El vecino se vistió apresuradamente. El primer hombre se apresuró y cargó un Martini-Henry, jurando que “le daría tanto como le impediría visitar esa localidad durante quince días”. En unos pocos segundos, los dos regresaron al lugar donde un minuto o dos previamente el fantasma había sido visto. Todavía estaba parado en el mismo lugar, y parecía desafiar a todos los de Edenderry.

“Quédate quieto ahora”, dijo el primer hombre, levantando el rifle a su hombro. “Asegúrate y apunta bien”, susurró su vecino, agachándose mientras hablaba para ver que el fantasma no se movía. Evidentemente, el fusilero siguió su consejo, ya que “cubrió” su objeto con una cercanía y precisión que habría acreditado cualquiera de los disparos de “crack” que tomaron parte en la batalla de Inkerman[3]. Apenas había disparado, el vecino exclamó: “¡Begorra, está abajo!”. Los dos procedieron a recoger los restos del fantasma. “No veo ningún rastro de eso aquí”, comentó uno. “Debe ser por aquí en algún lugar”, dijo el otro, “porque tuve demasiada buena puntería para fallar”. “Oh, claro que le diste”, se unió al primero, “lo vi caer”.

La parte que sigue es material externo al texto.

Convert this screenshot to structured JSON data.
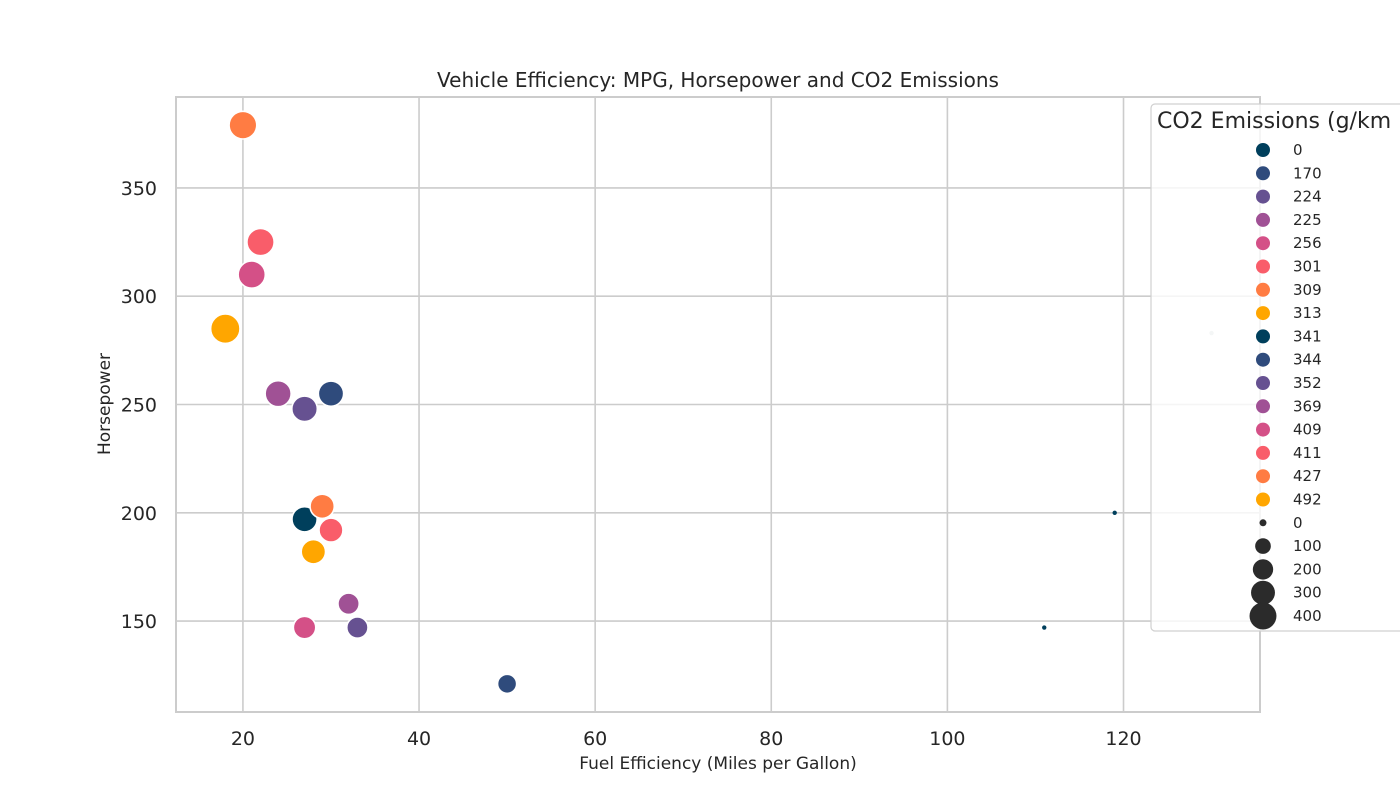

Al examinar más de cerca el lugar, se descubrió que el “fantasma” no era más que el reflejo de la luz de la lámpara del puente al costado del cobertizo. Durante la última semana, varias personas han tratado de calmar los temores de la gente de Foundry Street intentando convencerse de que “no existen los fantasmas”, pero no tienen ningún propósito. Sostienen que no fue la lámpara del puente la que golpeó sus ventanas y los perturbó de su letargo todas las noches durante las últimas cuatro semanas. El argumento del sentido común, sin duda. El fantasma todavía debe estar en libertad. La ocurrencia del sábado por la noche ha hecho que los residentes en los alrededores del cobertizo determinen vengarse, y el fusilero ha prometido “que si pone sus manos sobre el fantasma nunca lo abandonará mientras haya una chispa de vida en él”.

Fuente:

The Belfast News-Letter, 24 de febrero de 1890

http://forteanireland.blogspot.com/2018/06/shooting-ghosts.html


[1] No he podido encontrar nada sobre el hallazgo del cuerpo. Así que no tengo información sobre quién era ella, las circunstancias que rodearon su muerte, cuándo fue encontrada o por qué el hallazgo de su cuerpo debería haber causado tal reacción en Edenderry.

[2] En Drogheda, un señor y la señora Kinney alquilaron una casa, acordaron pagarle a la casera cinco libras y quince chelines por trimestre. En su segunda noche en la casa, los Kinney descubrieron que estaba embrujada por un fantasma al que le gustaba “arrojar cosas pesadas” a la Sra. Kinney. Se fueron. La casera, una señorita Weir, luego los llevó a juicio por el alquiler no pagado.

[3] Luchada el 5 de noviembre de 1854, esta fue una batalla de la Guerra de Crimea.